The report comes one day before the House Financial Services Capital Markets and Oversight subcommittees hold a joint hearing on proposals to reauthorize the program. The Treasury Department is scheduled by the end of the week to release its report on recommendations for a long-term fix.
Even though the program does not expire for 15 months, lobbying groups are gearing up. The most prominent group is the Coalition to Insure Against Terrorism, which represents most of the stakeholders, including AIA, the Real Estate Roundtable, the U.S. Chamber of Commerce and the National Association of Realtors.

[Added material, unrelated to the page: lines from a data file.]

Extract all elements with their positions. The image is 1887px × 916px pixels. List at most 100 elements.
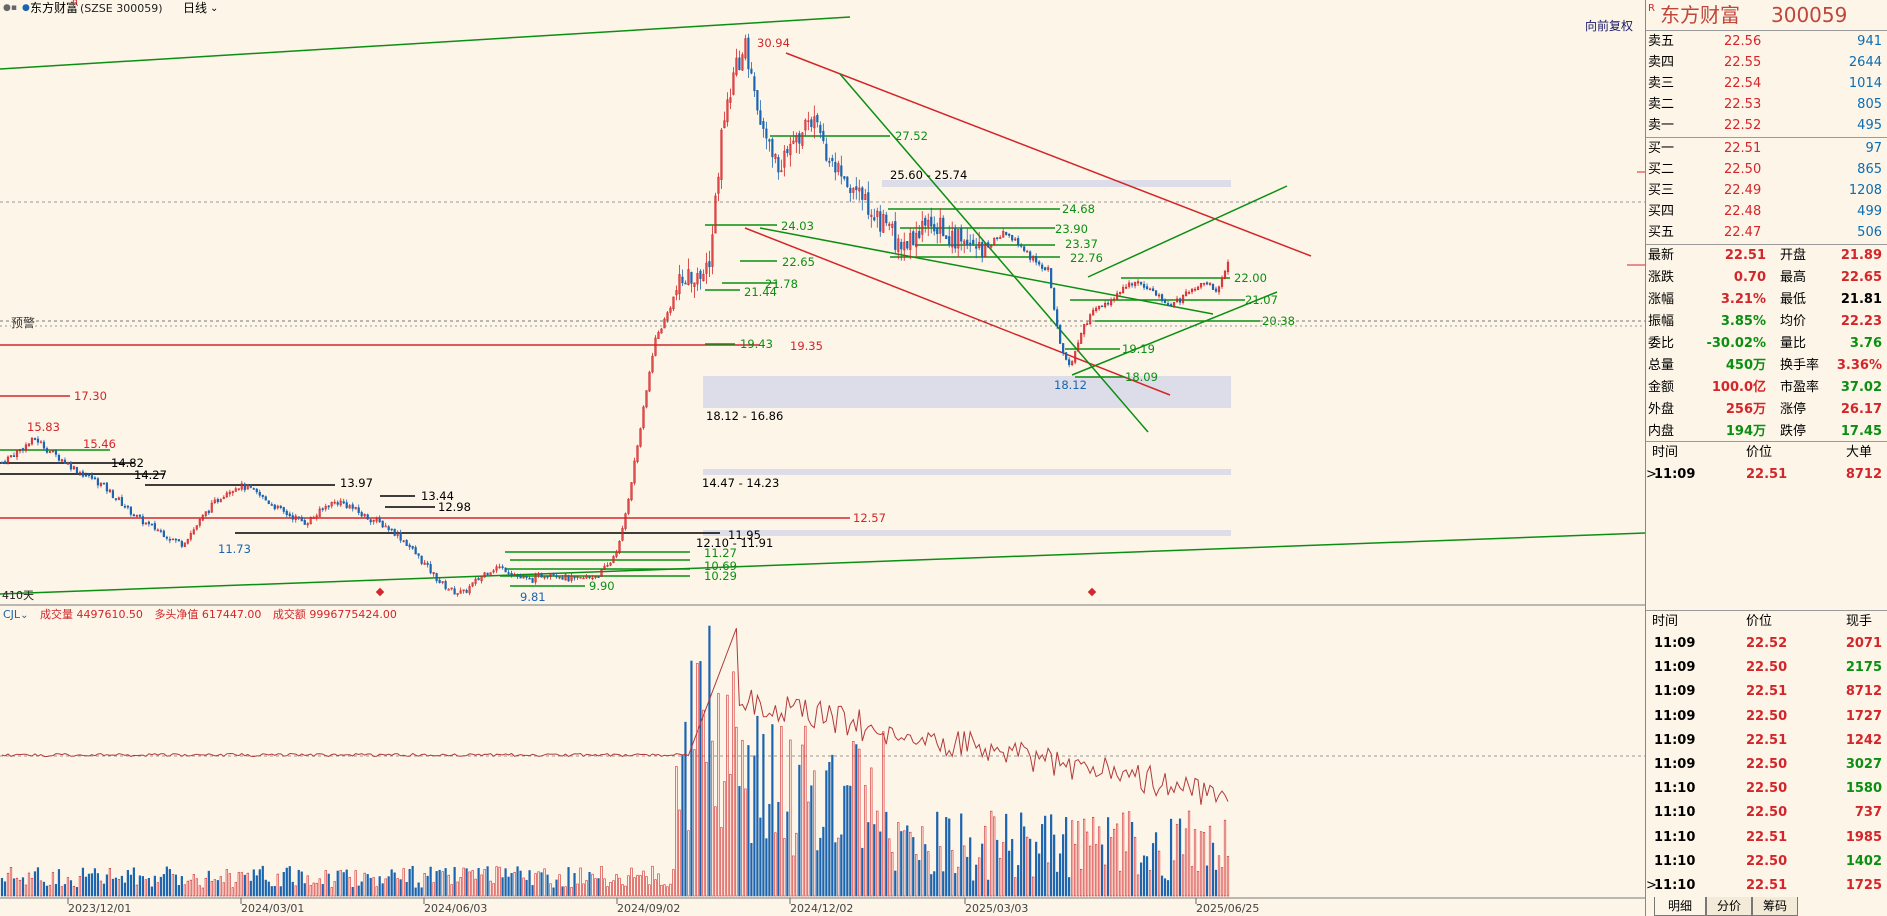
trendline[interactable] [1071,291,1278,376]
candle[interactable] [885,214,888,224]
candle[interactable] [1074,351,1077,363]
candle[interactable] [795,135,798,143]
candle[interactable] [108,489,112,492]
candle[interactable] [837,163,840,172]
candle[interactable] [507,572,510,574]
trendline[interactable] [785,52,1312,257]
candle[interactable] [1115,293,1119,300]
candle[interactable] [339,500,342,506]
candle[interactable] [912,231,915,246]
candle[interactable] [318,508,321,517]
candle[interactable] [723,120,726,129]
candle[interactable] [987,242,990,248]
candle[interactable] [957,229,960,249]
chevron-down-icon[interactable]: ⌄ [210,3,219,14]
candle[interactable] [588,576,591,579]
candle[interactable] [516,574,519,577]
candle[interactable] [804,119,807,131]
candle[interactable] [729,97,732,103]
candle[interactable] [1145,286,1149,290]
candle[interactable] [768,139,771,142]
candle[interactable] [360,512,363,517]
candle[interactable] [954,227,957,249]
candle[interactable] [285,510,288,515]
candle[interactable] [870,214,873,217]
period-select[interactable]: 日线 [183,1,208,15]
candle[interactable] [345,502,348,508]
candle[interactable] [495,566,498,571]
candle[interactable] [960,228,963,242]
candle[interactable] [435,573,438,582]
candle[interactable] [813,116,816,129]
candle[interactable] [102,482,106,485]
candle[interactable] [195,525,198,530]
candle[interactable] [258,492,261,496]
tab-chips[interactable]: 筹码 [1752,897,1798,916]
candle[interactable] [849,187,852,193]
candle[interactable] [267,500,270,504]
candle[interactable] [1080,332,1083,344]
candle[interactable] [315,515,318,519]
candle[interactable] [762,121,765,129]
candle[interactable] [915,232,918,248]
candle[interactable] [540,573,543,578]
candle[interactable] [891,223,894,228]
candle[interactable] [1104,302,1107,308]
candle[interactable] [1190,288,1194,293]
candle[interactable] [99,482,103,487]
candle[interactable] [24,444,28,451]
candle[interactable] [144,522,147,525]
candle[interactable] [639,428,642,447]
candle[interactable] [474,578,477,584]
candle[interactable] [963,240,966,245]
candle[interactable] [1095,307,1098,311]
candle[interactable] [513,574,516,576]
candle[interactable] [402,540,405,543]
candle[interactable] [552,573,555,576]
candle[interactable] [393,528,396,536]
candle[interactable] [1059,325,1062,344]
candle[interactable] [375,518,378,522]
candle[interactable] [162,530,165,538]
candle[interactable] [1044,267,1047,271]
candle[interactable] [732,72,735,95]
candle[interactable] [396,533,399,536]
candle[interactable] [690,271,693,284]
candle[interactable] [1077,342,1080,352]
candle[interactable] [1211,283,1215,290]
candle[interactable] [1068,359,1071,365]
candle[interactable] [114,498,118,500]
candle[interactable] [1181,294,1185,303]
candle[interactable] [441,581,444,583]
candle[interactable] [1023,246,1026,252]
candle[interactable] [342,501,345,504]
candle[interactable] [1121,287,1125,294]
candle[interactable] [819,124,822,133]
candle[interactable] [327,505,330,508]
candle[interactable] [147,521,150,525]
candle[interactable] [549,574,552,577]
candle[interactable] [480,575,483,582]
candle[interactable] [456,593,459,595]
candle[interactable] [789,143,792,156]
candle[interactable] [1026,250,1029,253]
candle[interactable] [627,498,630,514]
candle[interactable] [96,478,100,486]
candle[interactable] [1151,288,1155,292]
candle[interactable] [666,312,669,321]
candle[interactable] [933,224,936,232]
candle[interactable] [888,223,891,226]
candle[interactable] [759,110,762,125]
candle[interactable] [9,455,13,458]
candle[interactable] [321,508,324,511]
candle[interactable] [945,235,948,239]
candle[interactable] [60,459,64,462]
candle[interactable] [255,488,258,493]
candle[interactable] [1029,251,1032,260]
candle[interactable] [15,450,19,458]
candle[interactable] [408,544,411,548]
candle[interactable] [1112,298,1116,301]
candle[interactable] [1098,305,1101,309]
candle[interactable] [1157,294,1161,297]
candle[interactable] [822,130,825,142]
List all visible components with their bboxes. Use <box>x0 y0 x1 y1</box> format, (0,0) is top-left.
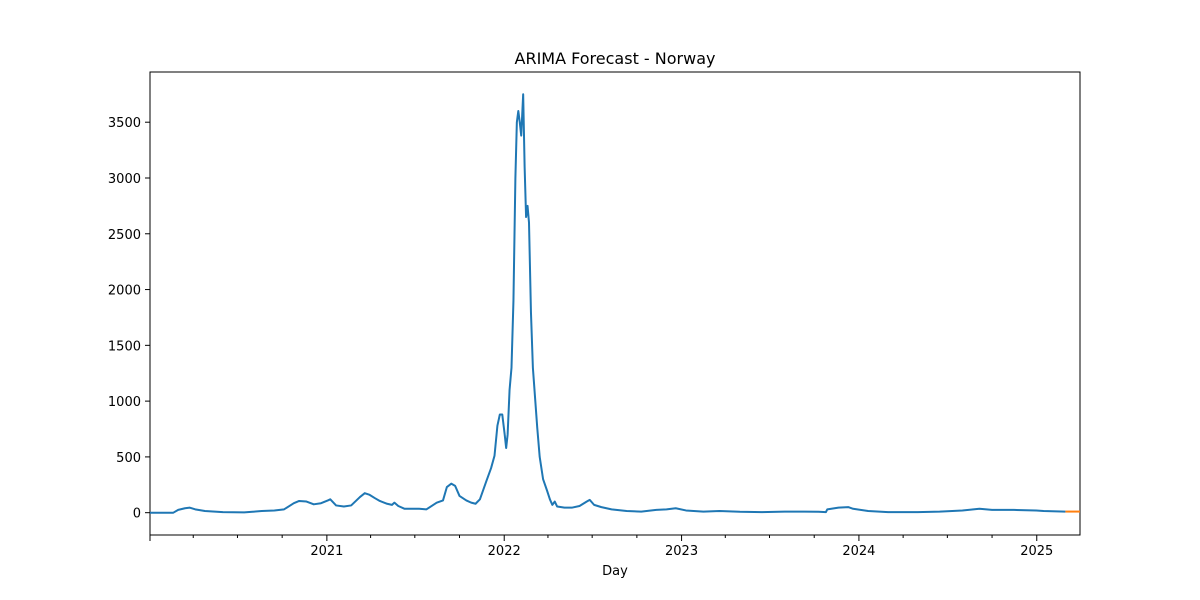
series-line-0 <box>150 93 1066 514</box>
x-tick-label: 2022 <box>488 544 521 559</box>
y-tick-label: 0 <box>133 507 141 522</box>
x-tick-label: 2023 <box>665 544 698 559</box>
plot-area <box>149 71 1081 536</box>
x-tick-label: 2021 <box>310 544 343 559</box>
x-axis-label: Day <box>602 564 628 579</box>
y-tick-label: 2500 <box>108 228 141 243</box>
x-tick-label: 2025 <box>1020 544 1053 559</box>
y-tick-label: 3500 <box>108 116 141 131</box>
x-axis: 2021 2022 2023 2024 2025 <box>149 535 1053 559</box>
y-tick-label: 3000 <box>108 172 141 187</box>
x-tick-label: 2024 <box>842 544 875 559</box>
y-tick-label: 500 <box>116 451 141 466</box>
y-tick-label: 1000 <box>108 395 141 410</box>
y-tick-label: 1500 <box>108 339 141 354</box>
chart-title: ARIMA Forecast - Norway <box>515 49 716 68</box>
y-axis: 0 500 1000 1500 2000 2500 3000 3500 <box>108 116 150 522</box>
y-tick-label: 2000 <box>108 284 141 299</box>
series-layer <box>150 93 1080 514</box>
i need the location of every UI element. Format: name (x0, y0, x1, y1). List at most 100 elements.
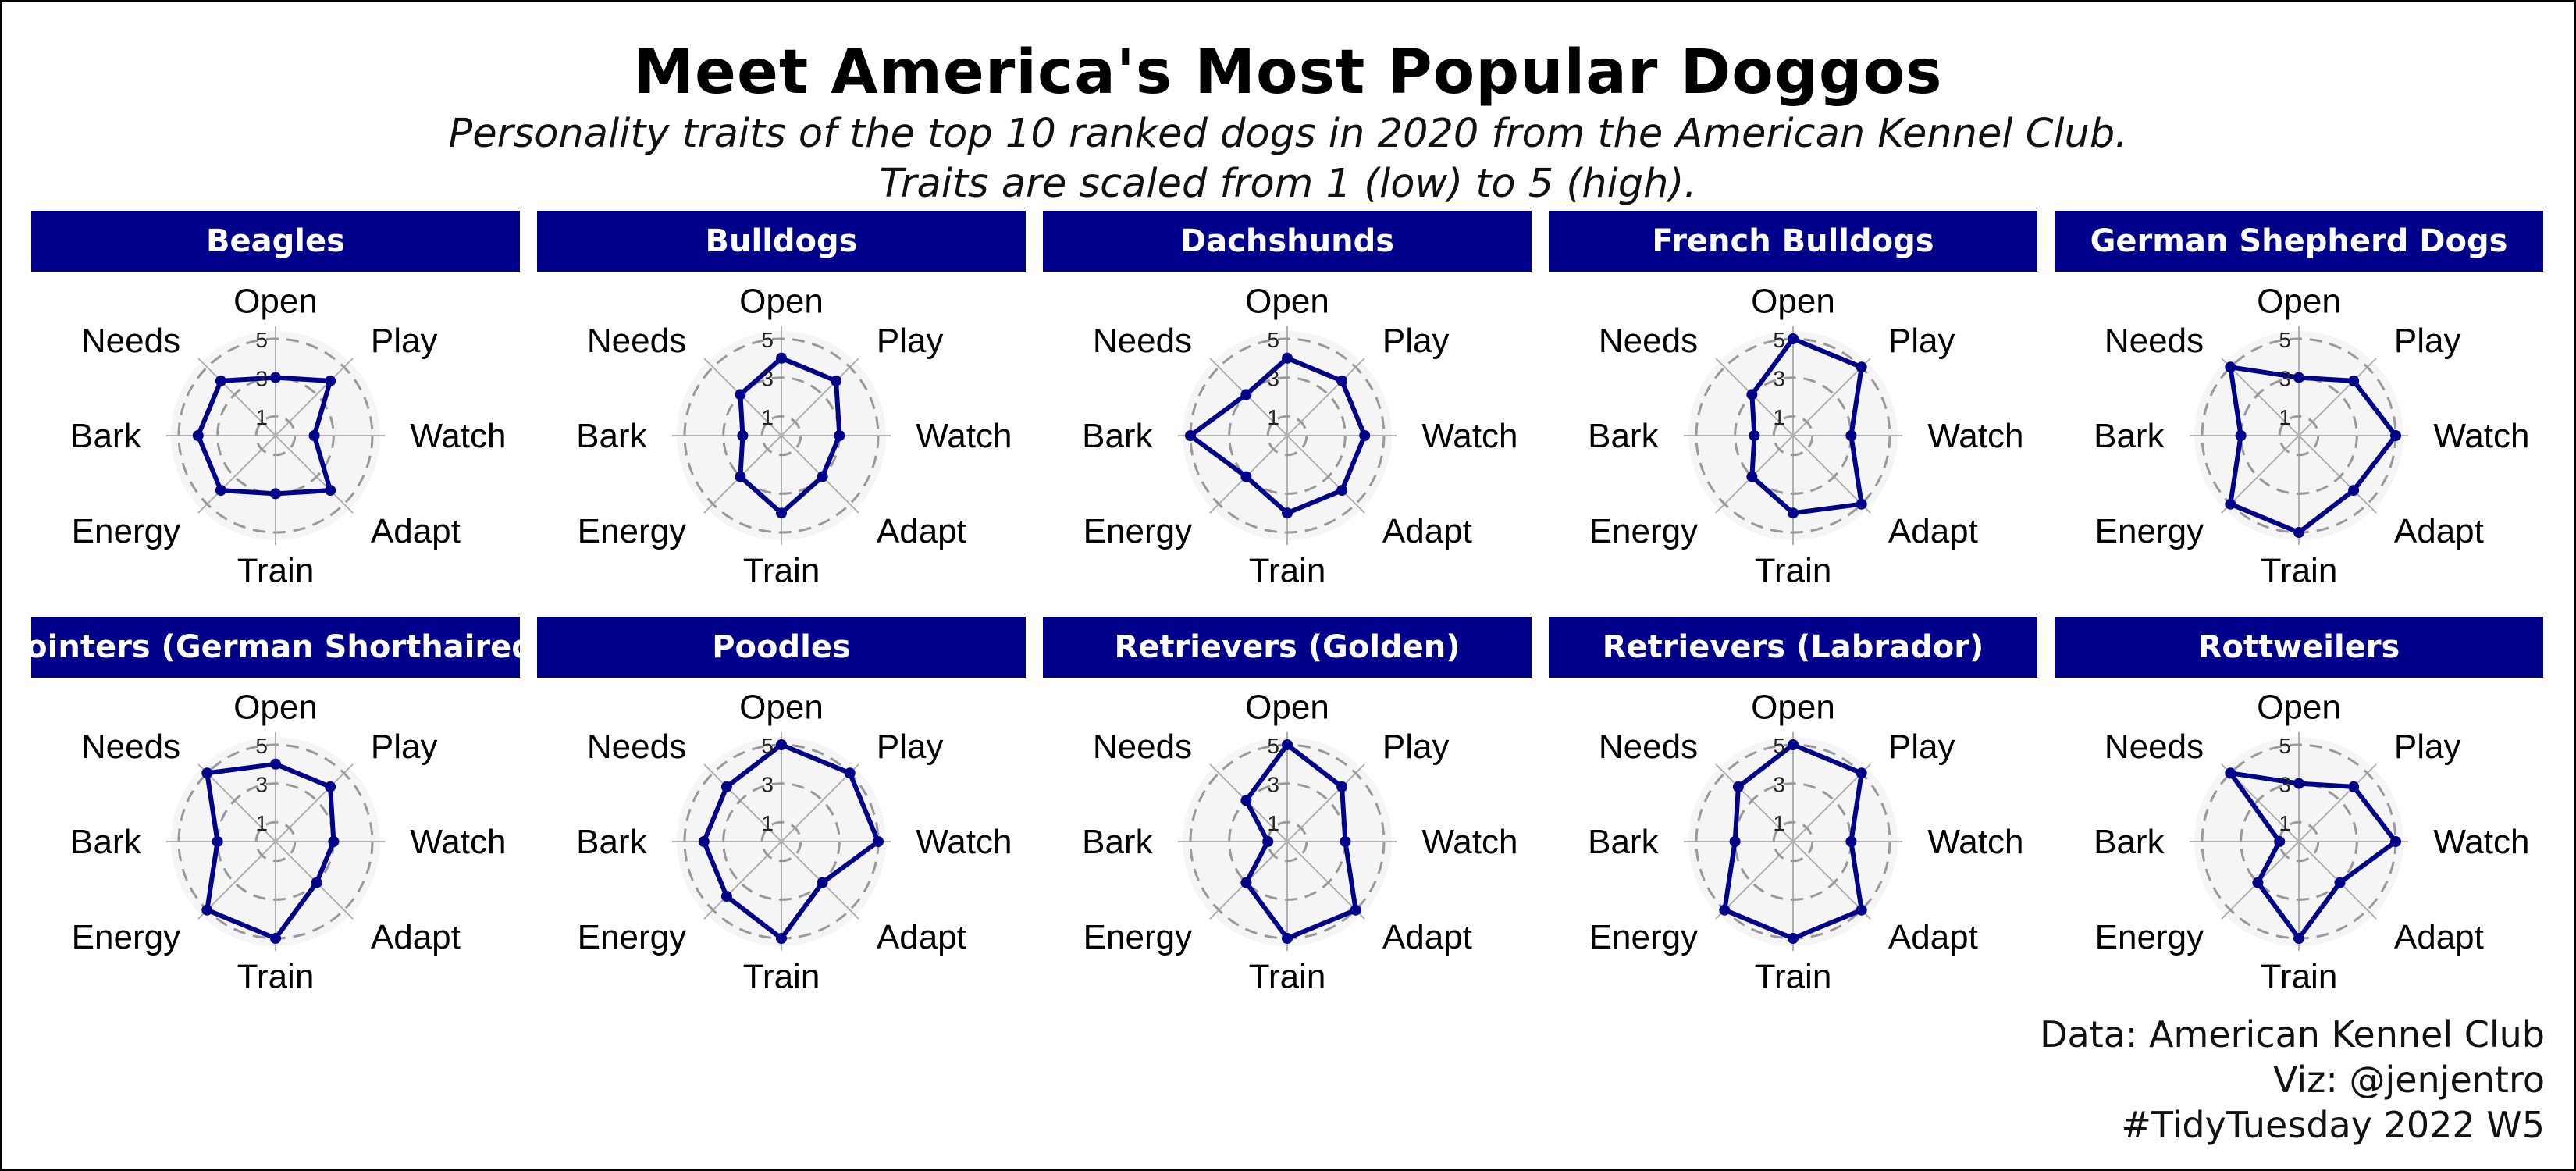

But members of the coalition have different views for a permanent fix. For example, the Real Estate Roundtable, representing major commercial property owners, is pushing a voluntary system for insurance companies to establish their own pools similar to a system operating in Great Britain.
The AIA has taken a dim view of the pooling proposal for terrorism risk insurance, unsure it would create capacity for insurers to participate in the market. AIA President Marc Racicot said he believed all groups could work together to reach consensus.
"The fact is I don't think anyone is irretrievably entrenched in any particular approach forward. We have begun, perhaps, from different perspectives, with certain presumptions in mind -- mainly that TRIA has worked. We are beginning to explore concepts and to work with one another to come up with the best policy perspective that we can," Racicot said.